AI imaging tool released to help Aotearoa become predator free

April 21, 2023 1:51 pm

Media Release

A collaborative project between kiwi companies Groundtruth (providers of the ‘TrapNZ’ trapping data recording platform) and Manaaki Whenua – Landcare Research has resulted in the creation of an online artificial intelligence (AI) software that is being released for free use.

Funded by Predator Free 2050 Limited, the software is called CamTrapNZ and can currently identify up to 15 different species in camera trap images.

“Camera traps are already widely used and are extremely useful but processing the images can be time consuming and costly. We hope this will make it affordable and achievable to use camera traps at large scale,” says Manaaki Whenua researcher Al Glen.

“Creating the AI was very challenging. One of the biggest hurdles we faced was accurately detecting if there was an animal in the image. Cracking that issue made all the difference.”

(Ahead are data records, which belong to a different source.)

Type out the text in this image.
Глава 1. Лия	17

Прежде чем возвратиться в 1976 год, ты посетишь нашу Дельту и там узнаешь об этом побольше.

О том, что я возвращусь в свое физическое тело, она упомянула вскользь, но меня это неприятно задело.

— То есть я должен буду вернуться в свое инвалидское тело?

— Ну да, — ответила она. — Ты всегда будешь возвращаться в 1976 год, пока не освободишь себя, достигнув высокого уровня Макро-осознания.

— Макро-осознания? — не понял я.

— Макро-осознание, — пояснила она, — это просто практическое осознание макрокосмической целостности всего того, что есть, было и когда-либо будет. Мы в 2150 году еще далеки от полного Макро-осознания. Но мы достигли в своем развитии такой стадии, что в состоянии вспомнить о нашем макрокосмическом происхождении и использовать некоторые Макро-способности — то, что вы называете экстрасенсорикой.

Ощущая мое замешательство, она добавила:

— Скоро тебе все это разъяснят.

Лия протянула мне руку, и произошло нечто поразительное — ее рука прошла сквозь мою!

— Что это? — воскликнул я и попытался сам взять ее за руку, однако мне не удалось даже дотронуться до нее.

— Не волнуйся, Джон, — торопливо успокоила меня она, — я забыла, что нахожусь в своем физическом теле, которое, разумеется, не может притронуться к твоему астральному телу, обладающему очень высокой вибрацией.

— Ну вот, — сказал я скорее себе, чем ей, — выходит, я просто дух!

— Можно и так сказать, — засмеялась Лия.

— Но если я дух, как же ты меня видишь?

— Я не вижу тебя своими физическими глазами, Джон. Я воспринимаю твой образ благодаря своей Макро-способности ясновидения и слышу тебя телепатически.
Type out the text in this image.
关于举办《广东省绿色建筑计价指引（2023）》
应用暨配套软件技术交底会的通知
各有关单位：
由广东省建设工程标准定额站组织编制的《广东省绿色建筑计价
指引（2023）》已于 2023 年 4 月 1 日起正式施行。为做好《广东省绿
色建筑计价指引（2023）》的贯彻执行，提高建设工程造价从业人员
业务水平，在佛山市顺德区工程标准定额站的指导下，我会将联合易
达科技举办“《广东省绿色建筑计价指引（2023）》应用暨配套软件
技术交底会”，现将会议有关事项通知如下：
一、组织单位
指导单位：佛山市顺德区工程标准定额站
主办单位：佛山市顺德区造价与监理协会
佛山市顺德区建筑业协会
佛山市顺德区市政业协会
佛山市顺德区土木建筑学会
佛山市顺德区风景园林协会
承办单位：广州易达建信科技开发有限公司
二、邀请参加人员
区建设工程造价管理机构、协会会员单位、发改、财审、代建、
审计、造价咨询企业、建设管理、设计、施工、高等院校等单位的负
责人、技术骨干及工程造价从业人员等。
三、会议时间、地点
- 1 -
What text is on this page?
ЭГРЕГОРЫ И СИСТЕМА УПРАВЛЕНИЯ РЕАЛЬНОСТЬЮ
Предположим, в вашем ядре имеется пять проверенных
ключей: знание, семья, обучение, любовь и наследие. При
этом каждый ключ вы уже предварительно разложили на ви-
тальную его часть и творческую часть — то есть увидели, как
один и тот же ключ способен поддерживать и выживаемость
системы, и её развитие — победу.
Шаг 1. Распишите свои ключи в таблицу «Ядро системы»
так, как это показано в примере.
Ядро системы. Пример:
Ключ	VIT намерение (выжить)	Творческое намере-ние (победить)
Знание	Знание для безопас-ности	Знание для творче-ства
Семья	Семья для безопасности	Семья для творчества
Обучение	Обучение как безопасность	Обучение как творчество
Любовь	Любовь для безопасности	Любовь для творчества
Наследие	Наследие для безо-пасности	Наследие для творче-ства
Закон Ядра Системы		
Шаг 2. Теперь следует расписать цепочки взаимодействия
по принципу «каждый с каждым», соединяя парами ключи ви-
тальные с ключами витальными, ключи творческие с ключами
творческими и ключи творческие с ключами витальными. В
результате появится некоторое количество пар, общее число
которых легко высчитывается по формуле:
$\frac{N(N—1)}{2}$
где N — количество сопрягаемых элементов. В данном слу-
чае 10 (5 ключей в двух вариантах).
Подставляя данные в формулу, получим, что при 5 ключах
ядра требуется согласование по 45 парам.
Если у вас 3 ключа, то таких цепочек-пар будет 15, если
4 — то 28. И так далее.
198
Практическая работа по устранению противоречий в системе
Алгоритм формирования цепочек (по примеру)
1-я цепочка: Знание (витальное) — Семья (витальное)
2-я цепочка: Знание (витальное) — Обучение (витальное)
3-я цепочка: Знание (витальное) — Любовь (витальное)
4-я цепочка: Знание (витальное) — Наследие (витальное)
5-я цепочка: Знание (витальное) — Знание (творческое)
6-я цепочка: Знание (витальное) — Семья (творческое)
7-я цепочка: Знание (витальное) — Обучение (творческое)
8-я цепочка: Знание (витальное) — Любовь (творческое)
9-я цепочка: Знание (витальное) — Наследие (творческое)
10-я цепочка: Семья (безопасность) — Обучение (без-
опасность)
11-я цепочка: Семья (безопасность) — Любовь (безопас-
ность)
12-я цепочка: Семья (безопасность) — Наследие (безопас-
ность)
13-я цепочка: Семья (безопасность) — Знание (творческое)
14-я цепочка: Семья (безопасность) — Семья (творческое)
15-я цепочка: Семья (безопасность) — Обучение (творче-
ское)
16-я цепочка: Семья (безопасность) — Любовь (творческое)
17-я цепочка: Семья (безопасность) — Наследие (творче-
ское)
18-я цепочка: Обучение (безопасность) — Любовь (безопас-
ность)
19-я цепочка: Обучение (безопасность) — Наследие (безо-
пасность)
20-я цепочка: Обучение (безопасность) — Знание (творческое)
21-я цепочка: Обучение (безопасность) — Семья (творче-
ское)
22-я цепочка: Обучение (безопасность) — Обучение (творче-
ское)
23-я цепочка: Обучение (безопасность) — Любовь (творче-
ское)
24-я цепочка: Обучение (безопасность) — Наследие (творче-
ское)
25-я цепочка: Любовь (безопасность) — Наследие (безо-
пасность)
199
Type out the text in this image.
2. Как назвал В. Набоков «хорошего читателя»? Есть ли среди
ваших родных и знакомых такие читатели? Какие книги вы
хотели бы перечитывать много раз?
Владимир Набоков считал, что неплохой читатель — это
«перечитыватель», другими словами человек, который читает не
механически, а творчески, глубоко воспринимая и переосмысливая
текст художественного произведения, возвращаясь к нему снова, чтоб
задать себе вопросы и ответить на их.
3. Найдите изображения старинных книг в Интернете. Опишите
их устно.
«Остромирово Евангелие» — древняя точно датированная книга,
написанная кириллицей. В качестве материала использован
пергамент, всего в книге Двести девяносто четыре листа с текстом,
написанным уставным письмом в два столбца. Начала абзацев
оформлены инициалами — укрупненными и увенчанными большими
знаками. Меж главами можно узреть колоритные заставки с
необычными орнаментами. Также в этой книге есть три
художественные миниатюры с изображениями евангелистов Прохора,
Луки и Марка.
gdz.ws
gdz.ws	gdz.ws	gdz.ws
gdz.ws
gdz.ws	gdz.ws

Located on TrapNZ, users can upload up to 200 images and receive results within minutes, saving huge amounts of time and improving productivity. As the technology continues to be developed the number of images capable of being loaded at any one time will increase and, with the ability to self-learn, the software will refine its accuracy and include more species.

With more than 6000 registered camera traps on TrapNZ, CamTrapNZ now gives their owners a free tool to streamline predator detection and subsequent elimination. It can also be used to monitor the presence of pigs and goats.

The software development required thousands of images in order to train the AI, and were provided by the Department of Conservation, MPI, Regional Councils, Predator Free 2050 Limited landscape predator eradication projects in Hawke’s Bay, Taranaki and Banks Peninsula, and community groups across Aotearoa.

Predator Free Wellington is using hundreds of camera traps to detect the last remaining Ship rats on Miramar Peninsula, and it’s using CamTrapNZ to confirm that areas that are clear of rats remain clear, and to detect any incursions. Other predator free groups around the country are using it to measure trap efficacy and observe animal behaviour around traps.

Predator Free 2050 Limited’s Science Director Daniel Tompkins says “Supporting people and projects to make more effective use of their time is one critical way in which we can enable them to have greater impact on the ground for Predator Free 2050.”